每个训练视频文件夹都包含其帧及其文本提示。让我们看一下训练数据集的样本。
在训练数据集中,没有包含圆圈向上移动然后向右移动的运动。将使用它作为测试提示来评估我们在未见过的数据上训练的模型。
需要注意的一点是,训练数据确实包含许多样本,其中物体远离场景或部分出现在相机前面,类似于 OpenAI Sora 演示视频中观察到的情况。
在训练数据中包含此类样本的原因是为了测试当圆圈从最角落进入场景而不破坏其形状时,我们的模型是否能够保持一致性。
现在训练数据已经生成,我们需要将训练视频转换为张量,这是 PyTorch 等深度学习框架中使用的主要数据类型。此外,执行归一化等转换有助于通过将数据扩展到更小的范围来提高训练架构的收敛性和稳定性。
预处理训练数据
我们必须为文本到视频任务编写一个数据集类,它可以从训练数据集目录中读取视频帧及其相应的文本提示,使其可在 PyTorch 中使用。
# Define a dataset class inheriting from torch.utils.data.Dataset
class TextToVideoDataset(Dataset):
def __init__(self, root_dir, transform=None):
# Initialize the dataset with root directory and optional transform
self.root_dir = root_dir
self.transform = transform
# List all subdirectories in the root directory
self.video_dirs = [os.path.join(root_dir, d) for d in os.listdir(root_dir) if os.path.isdir(os.path.join(root_dir, d))]
# Initialize lists to store frame paths and corresponding prompts
self.frame_paths = []
self.prompts = []
# Loop through each video directory
for video_dir in self.video_dirs:
# List all PNG files in the video directory and store their paths
frames = [os.path.join(video_dir, f) for f in os.listdir(video_dir) if f.endswith('.png')]
self.frame_paths.extend(frames)
# Read the prompt text file in the video directory and store its content
with open(os.path.join(video_dir, 'prompt.txt'), 'r') as f:
prompt = f.read().strip()
# Repeat the prompt for each frame in the video and store in prompts list
self.prompts.extend([prompt] * len(frames))
# Return the total number of samples in the dataset
def __len__(self):
return len(self.frame_paths)
# Retrieve a sample from the dataset given an index
def __getitem__(self, idx):
# Get the path of the frame corresponding to the given index
frame_path = self.frame_paths[idx]
# Open the image using PIL (Python Imaging Library)
image = Image.open(frame_path)
# Get the prompt corresponding to the given index
prompt = self.prompts[idx]
# Apply transformation if specified
if self.transform:
image = self.transform(image)
# Return the transformed image and the prompt
return image, prompt
我们将使用 batch-size为 16 的大小并对数据进行打乱以引入更多随机性。
# Define a set of transformations to be applied to the data
transform = transforms.Compose([
transforms.ToTensor(), # Convert PIL Image or numpy.ndarray to tensor
transforms.Normalize((0.5,), (0.5,)) # Normalize image with mean and standard deviation
])
# Load the dataset using the defined transform
dataset = TextToVideoDataset(root_dir='training_dataset', transform=transform)

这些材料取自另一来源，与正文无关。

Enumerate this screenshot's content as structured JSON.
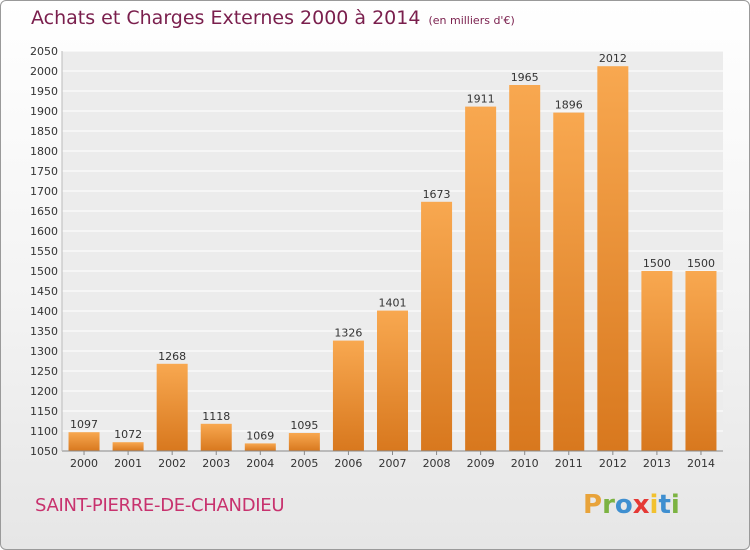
{
  "title": "Achats et Charges Externes 2000 à 2014",
  "subtitle": "(en milliers d'€)",
  "commune": "SAINT-PIERRE-DE-CHANDIEU",
  "logo": {
    "letters": [
      "P",
      "r",
      "o",
      "x",
      "i",
      "t",
      "i"
    ],
    "colors": [
      "#e8a33a",
      "#7cb342",
      "#3f8fd0",
      "#e53935",
      "#f2c12e",
      "#3f8fd0",
      "#7cb342"
    ]
  },
  "colors": {
    "bar_light": "#f8a850",
    "bar_dark": "#d8781e",
    "title": "#7a1f4d",
    "commune": "#c8326e"
  },
  "chart_data": {
    "type": "bar",
    "categories": [
      "2000",
      "2001",
      "2002",
      "2003",
      "2004",
      "2005",
      "2006",
      "2007",
      "2008",
      "2009",
      "2010",
      "2011",
      "2012",
      "2013",
      "2014"
    ],
    "values": [
      1097,
      1072,
      1268,
      1118,
      1069,
      1095,
      1326,
      1401,
      1673,
      1911,
      1965,
      1896,
      2012,
      1500,
      1500
    ],
    "title": "Achats et Charges Externes 2000 à 2014",
    "subtitle": "(en milliers d'€)",
    "xlabel": "",
    "ylabel": "",
    "ylim": [
      1050,
      2050
    ],
    "ytick_step": 50,
    "grid": true,
    "legend": "none"
  }
}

# Create a dataloader to iterate over the dataset
dataloader = torch.utils.data.DataLoader(dataset, batch_size=16, shuffle=True)
实现文本嵌入层
在transformer架构中看到过,起点是将文本输入转换为嵌入,以便在多头注意力中进行进一步处理,类似于这里,我们必须编写一个文本嵌入层,基于该层,GAN架构训练将在嵌入数据和图像张量上进行。
# Define a class for text embedding
class TextEmbedding(nn.Module):
# Constructor method with vocab_size and embed_size parameters
def __init__(self, vocab_size, embed_size):
# Call the superclass constructor
super(TextEmbedding, self).__init__()
# Initialize embedding layer
self.embedding = nn.Embedding(vocab_size, embed_size)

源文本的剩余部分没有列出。